For those of you who happen not to be in France at the moment, this current wave of striking ( I say wave, but I should say tide because it does just come and go on a regular basis) is because of new laws on retirement which our government wans to put into place where you have to work for aaages and ages and ages and get less money at the end of it. There also something where if you can’t or won’t work the 41 years that you’re supposed to work, you receive less than the money you have contributed… it’s all very complicated. And it all comes after three years of having Nicolas Sarkozy at the head of the french state and seeing the country going ever further down a steady slope (with a big gaping pit at the bottom of it.

When Sarkozy got into office, he promised two things:

  1. Transparence: which he used as an excuse to sprawl his private life all over french and international tabloids. As  .  if  .  we  .  cared.
  2. “Réformes”: he was going to change things, and he has. Every two months or less they come up with a new réforme, a new law. Usually the aim of these is to destroy the welfare state, make poor people give rich people more money and help them keep it, and generally piss off all working people in France. Up until now, the only people in the streets at any one time were the specific victim of one new law or other, with a couple of supporters from other sectors thrown in. But now, by changing laws about retirement he has managed to anger everyone at the same time.

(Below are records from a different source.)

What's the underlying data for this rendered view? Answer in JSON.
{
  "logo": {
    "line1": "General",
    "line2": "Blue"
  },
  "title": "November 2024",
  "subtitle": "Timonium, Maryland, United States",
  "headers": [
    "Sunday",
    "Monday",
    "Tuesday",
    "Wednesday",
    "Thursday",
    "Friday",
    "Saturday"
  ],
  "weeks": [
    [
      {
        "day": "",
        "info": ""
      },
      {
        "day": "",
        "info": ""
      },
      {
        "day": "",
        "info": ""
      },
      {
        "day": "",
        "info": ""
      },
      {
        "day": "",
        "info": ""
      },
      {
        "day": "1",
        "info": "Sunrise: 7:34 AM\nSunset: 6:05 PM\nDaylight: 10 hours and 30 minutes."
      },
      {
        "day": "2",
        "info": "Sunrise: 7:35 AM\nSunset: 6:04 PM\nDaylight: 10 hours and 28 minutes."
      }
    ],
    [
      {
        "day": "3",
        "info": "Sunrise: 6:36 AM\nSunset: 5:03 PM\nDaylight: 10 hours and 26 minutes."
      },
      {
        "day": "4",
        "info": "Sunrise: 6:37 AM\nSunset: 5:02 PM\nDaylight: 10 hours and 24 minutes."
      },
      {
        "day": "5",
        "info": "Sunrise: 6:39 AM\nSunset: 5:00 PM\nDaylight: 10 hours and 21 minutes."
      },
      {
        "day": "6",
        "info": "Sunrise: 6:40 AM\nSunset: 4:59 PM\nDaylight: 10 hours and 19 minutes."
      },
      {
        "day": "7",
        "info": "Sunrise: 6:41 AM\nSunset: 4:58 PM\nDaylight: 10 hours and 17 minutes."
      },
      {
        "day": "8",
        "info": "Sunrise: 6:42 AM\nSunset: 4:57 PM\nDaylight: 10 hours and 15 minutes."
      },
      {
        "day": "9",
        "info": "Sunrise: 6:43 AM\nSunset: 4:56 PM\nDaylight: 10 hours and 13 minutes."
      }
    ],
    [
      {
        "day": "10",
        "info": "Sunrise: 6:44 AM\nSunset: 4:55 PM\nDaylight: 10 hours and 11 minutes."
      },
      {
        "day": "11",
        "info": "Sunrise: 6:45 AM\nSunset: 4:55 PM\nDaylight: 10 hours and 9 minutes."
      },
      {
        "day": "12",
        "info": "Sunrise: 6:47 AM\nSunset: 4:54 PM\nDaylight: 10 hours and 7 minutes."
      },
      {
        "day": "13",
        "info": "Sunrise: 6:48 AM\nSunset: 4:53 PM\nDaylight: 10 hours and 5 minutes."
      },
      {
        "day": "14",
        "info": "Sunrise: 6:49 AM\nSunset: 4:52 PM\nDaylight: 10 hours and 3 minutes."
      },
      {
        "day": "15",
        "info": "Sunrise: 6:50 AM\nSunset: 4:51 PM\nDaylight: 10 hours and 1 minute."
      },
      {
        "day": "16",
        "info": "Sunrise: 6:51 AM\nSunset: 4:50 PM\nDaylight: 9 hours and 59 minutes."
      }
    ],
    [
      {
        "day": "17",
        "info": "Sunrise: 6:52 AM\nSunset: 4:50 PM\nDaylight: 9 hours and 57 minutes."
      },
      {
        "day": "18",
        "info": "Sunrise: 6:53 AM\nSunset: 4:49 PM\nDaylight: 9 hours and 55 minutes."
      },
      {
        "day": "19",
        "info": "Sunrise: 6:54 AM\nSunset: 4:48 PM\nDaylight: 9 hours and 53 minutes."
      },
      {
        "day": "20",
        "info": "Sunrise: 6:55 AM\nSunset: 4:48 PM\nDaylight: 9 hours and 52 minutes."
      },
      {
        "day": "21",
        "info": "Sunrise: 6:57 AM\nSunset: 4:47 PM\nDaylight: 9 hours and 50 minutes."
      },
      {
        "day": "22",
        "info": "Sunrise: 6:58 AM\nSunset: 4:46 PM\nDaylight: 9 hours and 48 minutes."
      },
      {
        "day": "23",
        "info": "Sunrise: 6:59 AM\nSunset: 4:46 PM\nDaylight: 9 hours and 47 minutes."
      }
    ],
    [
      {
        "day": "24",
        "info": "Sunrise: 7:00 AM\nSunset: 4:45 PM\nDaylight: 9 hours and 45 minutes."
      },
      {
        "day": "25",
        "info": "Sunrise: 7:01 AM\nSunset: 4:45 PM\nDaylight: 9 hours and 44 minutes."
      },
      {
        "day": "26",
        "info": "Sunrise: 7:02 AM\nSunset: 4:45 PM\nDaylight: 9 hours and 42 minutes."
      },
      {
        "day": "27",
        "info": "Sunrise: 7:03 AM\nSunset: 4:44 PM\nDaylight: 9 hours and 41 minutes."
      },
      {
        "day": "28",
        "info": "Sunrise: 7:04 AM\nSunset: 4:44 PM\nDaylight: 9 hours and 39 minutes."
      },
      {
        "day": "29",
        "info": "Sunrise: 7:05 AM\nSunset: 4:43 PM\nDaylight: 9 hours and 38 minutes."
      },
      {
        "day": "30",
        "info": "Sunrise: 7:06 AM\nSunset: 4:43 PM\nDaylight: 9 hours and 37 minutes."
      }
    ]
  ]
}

There are so  many things wrong with the system and the way it is run at the moment I am getting all messed up. I would like to tell you about each one of the new laws is actually written during times such as summer holidays so that when people find out fter their vacation it’s already too late, or how it’s true that things have to change one way or other, and how the situation has degraded so badly now whatever solution is offered will cause more damage to some section of society or the other. Basically we are neck deep in shit and whatever turn events take, it will take us a very long time to crawl out.

On this happy note: Happy Birthday Mam! (Don’t worry, I’ll give you your birthday card in person; it won’t get lost in the mail)

 

PS: the reason this entry took so long to be posted was that half way through someone started the fire alarm (probably to try and convince unmotivated students to give up on lessons and take to the streets) and I had to evacuate and close the library.